David Lennon is an award-winning columnist and author who has been a staff writer at Newsday since 1991.
The Giants who won the World Series two years ago included "idiots and a bunch of frat boys" in the eyes of Aubrey Huff -- who, by the way, was a member of that team himself.
This group, Huff says, is "more businesslike," relying on a different type of October chemistry to return to the Fall Classic -- but not the kind cooked up by disgraced outfielder Melky Cabrera, who was not welcomed back this month after the expiration of his 50-game suspension for testing positive for testosterone.
Usually, PED cheats do their time, staying in shape all the while, and then have the team seamlessly integrate them back into the lineup, bullpen or rotation. The Giants did it this year with Guillermo Mota despite his second drug-related suspension, this time for 100 games.
Cabrera, however, was not afforded the same chance by the Giants, who not only took the moral high road but evidently sacrificed nothing to do so. Cabrera, the All-Star Game MVP, is a big reason why the Giants are enjoying the home-field advantage for this World Series. He also led them in batting average (.346) and runs (84) at the time of his suspension.
For an offensively challenged team like the Giants, jettisoning a player of that caliber figured to be a crippling blow. Instead, they were three wins away from another World Series title before the start of Thursday night's Game 2, and unapologetic about shutting the clubhouse door to someone who already had paid his penalty.
When manager Bruce Bochy was asked why Mota is pitching for the Giants and Cabrera, arguably the team's MVP at midseason, is home watching these games on TV, he basically suggested the NL champs are better off without him.
"I think they're two different situations, really," he said. "Mota was available to help us out during the season, so we made a spot there for him. Now with Melky, we felt when that happened, as far as losing him, the club played very well, and the guys that we had been putting out there have done the job; they've earned this, and this is the way we're going to move forward.
"It would be tough for Melky to get game-ready. But more importantly, it was how we played and how the guys did out in leftfield, and they deserve to be out there for the postseason."
Reading between the lines, the Giants didn't want the distraction of having Cabrera around. The unseemly details of his positive test, along with his attempted cover-up, didn't sit well with the club, either.

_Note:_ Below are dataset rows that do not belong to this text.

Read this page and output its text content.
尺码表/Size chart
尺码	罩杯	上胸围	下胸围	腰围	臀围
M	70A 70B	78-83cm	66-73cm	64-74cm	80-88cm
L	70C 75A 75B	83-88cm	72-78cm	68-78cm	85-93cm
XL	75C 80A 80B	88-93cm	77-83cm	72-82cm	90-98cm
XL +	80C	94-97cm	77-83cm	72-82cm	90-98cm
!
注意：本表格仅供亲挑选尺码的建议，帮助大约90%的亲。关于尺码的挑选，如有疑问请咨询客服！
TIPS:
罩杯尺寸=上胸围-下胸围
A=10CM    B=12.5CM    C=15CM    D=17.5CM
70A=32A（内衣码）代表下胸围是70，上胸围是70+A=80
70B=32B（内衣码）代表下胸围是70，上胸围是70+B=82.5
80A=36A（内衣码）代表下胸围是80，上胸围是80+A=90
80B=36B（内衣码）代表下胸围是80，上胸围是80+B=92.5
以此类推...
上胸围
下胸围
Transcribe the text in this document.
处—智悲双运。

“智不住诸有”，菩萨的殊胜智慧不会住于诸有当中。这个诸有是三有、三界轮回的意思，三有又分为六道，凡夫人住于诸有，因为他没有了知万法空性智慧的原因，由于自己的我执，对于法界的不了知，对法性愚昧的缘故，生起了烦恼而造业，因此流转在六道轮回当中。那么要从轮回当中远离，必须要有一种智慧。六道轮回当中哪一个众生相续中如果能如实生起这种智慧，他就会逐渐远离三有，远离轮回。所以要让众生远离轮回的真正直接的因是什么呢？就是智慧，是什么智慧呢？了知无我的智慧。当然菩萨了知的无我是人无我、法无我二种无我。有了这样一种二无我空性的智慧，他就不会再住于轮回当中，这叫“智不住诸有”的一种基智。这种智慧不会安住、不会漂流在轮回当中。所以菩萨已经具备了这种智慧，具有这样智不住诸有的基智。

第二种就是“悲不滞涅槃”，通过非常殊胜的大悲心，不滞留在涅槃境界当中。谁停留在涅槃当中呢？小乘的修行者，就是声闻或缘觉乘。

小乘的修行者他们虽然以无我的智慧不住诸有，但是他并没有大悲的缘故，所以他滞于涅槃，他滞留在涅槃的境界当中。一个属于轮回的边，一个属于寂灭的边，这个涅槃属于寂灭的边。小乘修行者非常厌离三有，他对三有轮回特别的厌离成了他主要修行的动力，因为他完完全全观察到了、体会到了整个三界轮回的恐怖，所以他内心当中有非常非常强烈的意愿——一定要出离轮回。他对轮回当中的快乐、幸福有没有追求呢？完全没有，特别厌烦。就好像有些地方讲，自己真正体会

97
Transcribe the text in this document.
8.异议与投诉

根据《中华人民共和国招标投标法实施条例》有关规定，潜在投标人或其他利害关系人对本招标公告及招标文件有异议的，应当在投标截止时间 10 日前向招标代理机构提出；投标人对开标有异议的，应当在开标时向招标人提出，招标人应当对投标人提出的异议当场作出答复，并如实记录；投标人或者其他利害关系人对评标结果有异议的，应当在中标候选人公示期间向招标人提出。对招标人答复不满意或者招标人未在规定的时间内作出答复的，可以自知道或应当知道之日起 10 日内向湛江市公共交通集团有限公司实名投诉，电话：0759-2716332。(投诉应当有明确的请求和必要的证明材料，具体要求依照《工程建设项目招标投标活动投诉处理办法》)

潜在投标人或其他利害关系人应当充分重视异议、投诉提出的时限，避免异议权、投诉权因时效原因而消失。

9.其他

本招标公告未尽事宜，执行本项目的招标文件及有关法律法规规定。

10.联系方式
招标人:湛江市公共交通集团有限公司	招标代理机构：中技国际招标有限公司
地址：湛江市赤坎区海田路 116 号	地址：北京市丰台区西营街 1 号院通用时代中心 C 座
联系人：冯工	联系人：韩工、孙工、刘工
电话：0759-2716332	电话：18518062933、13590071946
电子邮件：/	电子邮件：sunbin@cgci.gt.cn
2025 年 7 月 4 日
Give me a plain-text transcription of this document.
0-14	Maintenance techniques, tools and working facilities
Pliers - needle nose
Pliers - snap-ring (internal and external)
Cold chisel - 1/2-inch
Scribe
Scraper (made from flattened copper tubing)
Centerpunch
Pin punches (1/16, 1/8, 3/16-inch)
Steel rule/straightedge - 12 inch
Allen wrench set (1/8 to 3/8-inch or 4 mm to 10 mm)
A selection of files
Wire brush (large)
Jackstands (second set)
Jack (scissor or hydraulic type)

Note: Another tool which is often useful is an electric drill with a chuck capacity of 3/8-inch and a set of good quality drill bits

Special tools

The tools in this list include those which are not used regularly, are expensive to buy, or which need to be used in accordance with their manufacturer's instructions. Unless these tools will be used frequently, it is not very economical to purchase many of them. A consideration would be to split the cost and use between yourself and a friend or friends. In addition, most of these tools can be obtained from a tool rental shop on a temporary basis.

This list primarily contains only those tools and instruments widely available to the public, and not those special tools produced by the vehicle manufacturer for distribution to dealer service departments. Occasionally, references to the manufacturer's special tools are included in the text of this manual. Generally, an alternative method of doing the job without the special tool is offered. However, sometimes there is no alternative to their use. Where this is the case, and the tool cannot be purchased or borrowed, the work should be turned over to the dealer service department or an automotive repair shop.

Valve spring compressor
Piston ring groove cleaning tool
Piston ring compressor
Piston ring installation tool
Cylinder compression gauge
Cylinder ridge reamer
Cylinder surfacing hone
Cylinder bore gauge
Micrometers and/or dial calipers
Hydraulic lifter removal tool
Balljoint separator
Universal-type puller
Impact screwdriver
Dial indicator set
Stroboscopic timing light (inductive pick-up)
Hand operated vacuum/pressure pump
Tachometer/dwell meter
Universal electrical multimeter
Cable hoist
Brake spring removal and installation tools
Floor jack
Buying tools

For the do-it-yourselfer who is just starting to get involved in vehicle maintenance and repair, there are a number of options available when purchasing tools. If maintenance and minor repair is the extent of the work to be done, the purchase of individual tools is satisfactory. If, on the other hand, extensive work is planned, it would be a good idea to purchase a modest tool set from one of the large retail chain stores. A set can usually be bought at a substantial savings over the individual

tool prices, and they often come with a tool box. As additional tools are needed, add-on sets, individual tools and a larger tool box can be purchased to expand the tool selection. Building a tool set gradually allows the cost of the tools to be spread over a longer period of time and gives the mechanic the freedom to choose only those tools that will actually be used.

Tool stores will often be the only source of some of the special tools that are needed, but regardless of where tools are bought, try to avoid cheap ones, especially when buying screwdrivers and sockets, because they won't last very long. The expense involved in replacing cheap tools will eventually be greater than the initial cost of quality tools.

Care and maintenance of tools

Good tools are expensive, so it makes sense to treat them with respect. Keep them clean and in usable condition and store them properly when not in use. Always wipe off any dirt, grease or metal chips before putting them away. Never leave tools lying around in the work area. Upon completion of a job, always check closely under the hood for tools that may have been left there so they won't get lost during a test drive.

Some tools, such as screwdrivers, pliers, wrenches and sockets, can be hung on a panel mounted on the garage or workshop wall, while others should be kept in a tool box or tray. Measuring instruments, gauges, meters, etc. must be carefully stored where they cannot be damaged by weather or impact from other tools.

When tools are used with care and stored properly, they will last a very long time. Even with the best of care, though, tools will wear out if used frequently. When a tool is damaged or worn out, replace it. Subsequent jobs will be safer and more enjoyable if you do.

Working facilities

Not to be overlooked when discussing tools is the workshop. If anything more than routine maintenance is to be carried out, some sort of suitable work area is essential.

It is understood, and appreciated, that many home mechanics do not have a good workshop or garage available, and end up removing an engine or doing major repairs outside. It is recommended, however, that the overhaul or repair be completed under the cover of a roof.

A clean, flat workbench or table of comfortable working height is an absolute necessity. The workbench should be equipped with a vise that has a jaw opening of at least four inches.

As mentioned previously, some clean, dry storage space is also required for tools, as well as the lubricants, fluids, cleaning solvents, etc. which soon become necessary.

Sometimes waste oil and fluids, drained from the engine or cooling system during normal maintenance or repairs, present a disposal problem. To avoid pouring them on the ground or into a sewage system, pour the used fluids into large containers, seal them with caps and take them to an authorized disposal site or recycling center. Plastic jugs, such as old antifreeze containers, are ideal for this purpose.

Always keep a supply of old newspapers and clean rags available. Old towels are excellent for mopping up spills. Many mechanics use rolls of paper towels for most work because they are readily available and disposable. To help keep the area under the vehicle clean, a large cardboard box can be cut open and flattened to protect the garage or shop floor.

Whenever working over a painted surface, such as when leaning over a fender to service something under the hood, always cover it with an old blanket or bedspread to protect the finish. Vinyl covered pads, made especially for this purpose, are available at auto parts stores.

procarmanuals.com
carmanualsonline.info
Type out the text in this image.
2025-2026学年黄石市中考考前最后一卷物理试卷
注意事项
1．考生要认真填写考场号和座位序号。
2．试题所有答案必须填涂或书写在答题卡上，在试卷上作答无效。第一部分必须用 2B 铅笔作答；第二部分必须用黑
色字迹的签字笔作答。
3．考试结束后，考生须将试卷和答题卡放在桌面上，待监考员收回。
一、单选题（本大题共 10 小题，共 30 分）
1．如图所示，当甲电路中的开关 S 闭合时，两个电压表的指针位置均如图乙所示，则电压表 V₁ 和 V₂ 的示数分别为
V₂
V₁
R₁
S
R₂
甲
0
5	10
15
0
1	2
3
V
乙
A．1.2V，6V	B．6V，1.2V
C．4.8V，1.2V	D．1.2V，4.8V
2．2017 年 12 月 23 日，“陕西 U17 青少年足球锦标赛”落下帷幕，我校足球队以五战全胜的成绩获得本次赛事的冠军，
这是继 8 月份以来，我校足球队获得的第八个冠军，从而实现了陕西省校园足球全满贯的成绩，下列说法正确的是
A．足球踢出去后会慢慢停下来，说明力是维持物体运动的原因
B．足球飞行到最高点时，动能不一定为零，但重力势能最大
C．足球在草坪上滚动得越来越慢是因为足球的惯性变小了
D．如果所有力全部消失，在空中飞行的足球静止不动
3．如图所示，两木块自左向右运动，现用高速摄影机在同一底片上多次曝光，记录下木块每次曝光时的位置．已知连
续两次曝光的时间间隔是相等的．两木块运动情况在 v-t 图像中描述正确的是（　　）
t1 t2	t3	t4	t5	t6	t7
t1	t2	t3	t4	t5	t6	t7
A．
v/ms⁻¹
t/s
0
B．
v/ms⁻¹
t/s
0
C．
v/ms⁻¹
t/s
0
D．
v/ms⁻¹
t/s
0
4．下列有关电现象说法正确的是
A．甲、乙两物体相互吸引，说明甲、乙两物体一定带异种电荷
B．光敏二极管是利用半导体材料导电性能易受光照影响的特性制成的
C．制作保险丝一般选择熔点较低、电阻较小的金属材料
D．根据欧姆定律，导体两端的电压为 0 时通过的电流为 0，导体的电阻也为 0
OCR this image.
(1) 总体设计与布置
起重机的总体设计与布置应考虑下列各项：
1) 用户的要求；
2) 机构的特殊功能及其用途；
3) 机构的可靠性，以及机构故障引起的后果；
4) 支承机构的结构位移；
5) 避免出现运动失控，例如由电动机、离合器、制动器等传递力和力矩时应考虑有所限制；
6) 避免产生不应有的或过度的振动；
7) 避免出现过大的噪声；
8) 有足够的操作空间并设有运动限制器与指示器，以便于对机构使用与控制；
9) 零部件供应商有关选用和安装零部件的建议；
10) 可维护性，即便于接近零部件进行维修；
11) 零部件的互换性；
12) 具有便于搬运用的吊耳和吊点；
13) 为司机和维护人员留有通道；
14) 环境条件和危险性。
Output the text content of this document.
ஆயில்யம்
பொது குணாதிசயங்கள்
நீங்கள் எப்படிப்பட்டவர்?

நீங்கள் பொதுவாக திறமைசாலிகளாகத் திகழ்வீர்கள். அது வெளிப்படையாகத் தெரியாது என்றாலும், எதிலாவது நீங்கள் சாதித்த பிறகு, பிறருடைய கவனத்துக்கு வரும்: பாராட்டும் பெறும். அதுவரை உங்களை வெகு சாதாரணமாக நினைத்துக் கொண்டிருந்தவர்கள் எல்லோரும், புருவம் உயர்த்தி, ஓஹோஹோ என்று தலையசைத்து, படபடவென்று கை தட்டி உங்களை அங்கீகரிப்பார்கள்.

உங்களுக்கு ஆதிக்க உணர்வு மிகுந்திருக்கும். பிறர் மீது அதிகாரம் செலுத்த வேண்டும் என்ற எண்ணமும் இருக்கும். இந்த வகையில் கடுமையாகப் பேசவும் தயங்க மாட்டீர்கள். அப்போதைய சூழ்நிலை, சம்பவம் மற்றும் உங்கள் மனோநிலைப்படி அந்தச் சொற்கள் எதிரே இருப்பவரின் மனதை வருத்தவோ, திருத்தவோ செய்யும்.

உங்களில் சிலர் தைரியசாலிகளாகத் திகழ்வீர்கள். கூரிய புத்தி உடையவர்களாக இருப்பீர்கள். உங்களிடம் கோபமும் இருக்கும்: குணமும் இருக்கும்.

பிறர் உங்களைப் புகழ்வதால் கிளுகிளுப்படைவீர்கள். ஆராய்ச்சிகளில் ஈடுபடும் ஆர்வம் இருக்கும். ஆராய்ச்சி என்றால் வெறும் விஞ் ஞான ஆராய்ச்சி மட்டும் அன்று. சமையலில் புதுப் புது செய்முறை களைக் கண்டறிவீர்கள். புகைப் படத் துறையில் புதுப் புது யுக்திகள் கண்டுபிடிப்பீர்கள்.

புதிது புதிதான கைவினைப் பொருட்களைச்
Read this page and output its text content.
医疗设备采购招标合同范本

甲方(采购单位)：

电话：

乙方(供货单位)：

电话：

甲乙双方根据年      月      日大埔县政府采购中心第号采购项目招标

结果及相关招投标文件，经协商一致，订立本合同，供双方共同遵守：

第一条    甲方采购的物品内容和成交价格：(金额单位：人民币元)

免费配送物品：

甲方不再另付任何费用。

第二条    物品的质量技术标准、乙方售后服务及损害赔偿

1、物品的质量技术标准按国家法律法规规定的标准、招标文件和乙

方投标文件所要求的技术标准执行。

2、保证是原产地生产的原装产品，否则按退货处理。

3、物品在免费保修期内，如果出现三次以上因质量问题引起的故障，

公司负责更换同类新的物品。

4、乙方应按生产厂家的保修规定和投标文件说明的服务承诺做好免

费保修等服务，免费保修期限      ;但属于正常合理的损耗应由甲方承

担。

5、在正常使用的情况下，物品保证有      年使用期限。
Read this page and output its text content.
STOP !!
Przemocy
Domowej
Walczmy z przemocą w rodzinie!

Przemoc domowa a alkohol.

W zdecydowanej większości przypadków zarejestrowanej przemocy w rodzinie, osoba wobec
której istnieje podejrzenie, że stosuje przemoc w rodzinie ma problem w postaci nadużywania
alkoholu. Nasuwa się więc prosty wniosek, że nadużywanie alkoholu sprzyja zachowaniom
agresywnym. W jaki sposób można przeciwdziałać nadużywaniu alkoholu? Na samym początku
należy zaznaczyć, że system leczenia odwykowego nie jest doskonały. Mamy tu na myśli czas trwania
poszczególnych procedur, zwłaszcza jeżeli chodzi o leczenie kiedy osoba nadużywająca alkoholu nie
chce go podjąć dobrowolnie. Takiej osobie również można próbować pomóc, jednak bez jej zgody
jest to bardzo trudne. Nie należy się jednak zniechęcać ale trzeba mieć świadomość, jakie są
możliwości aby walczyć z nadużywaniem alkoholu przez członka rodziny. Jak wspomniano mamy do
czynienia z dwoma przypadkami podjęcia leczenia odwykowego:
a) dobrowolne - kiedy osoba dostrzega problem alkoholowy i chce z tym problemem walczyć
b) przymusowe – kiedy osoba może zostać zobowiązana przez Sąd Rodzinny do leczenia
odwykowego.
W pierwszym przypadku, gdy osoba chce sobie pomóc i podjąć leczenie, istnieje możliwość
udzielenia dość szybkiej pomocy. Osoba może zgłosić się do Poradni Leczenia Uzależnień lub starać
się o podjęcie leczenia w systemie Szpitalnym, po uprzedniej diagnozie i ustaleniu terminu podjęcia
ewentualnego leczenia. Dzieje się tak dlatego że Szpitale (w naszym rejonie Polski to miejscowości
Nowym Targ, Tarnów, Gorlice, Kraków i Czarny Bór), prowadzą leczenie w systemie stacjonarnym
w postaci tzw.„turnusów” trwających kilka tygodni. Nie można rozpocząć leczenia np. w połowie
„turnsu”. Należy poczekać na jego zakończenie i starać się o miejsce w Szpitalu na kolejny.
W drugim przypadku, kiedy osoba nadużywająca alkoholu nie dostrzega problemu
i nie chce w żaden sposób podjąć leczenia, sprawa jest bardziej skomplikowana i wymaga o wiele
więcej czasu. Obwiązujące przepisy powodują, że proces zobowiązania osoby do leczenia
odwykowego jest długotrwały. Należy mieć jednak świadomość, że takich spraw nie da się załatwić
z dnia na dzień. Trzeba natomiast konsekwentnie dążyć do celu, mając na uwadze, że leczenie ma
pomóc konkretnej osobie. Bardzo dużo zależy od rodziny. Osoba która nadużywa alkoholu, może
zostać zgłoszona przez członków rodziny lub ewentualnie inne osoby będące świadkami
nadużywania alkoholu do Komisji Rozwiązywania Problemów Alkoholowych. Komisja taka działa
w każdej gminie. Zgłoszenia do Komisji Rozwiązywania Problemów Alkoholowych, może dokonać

In most cases, busted players will admit their wrongdoing, apologize and pledge to stay clean from that point. Cabrera took a different approach. With help from some tech-savvy friends -- his agents, Sam and Seth Levinson, have denied any involvement -- Cabrera had a phony website constructed that was meant to portray him as a misinformed consumer of a nutritional supplement. When MLB uncovered that scam, it fortified the Giants' resolve to keep their distance from him.
He became such a persona non grata around baseball that although a rules technicality would have kept him eligible to win the National League batting title, he chose to remove himself from the race. Buster Posey won it at .336, 10 points behind his teammate.
Even the Players Association had no recourse to get him his job back. In the cases of suspensions, it's up to the team's discretion how to use that player upon his return. And if the Giants wanted no part of Cabrera for the postseason, so be it.
This was a calculated risk on their part. With the World Series shifting to AL rules for the three middle games at Comerica Park, there's no question he could have been a huge help in a DH role. Even if they kept him on as a pinch hitter, he'd be a considerable upgrade from the likes of Huff and Xavier Nady.
Will the Giants be second-guessed if their offense goes cold in Detroit? Possibly. But chemistry was Cabrera's problem. Now that he's gone, it no longer is one for the Giants.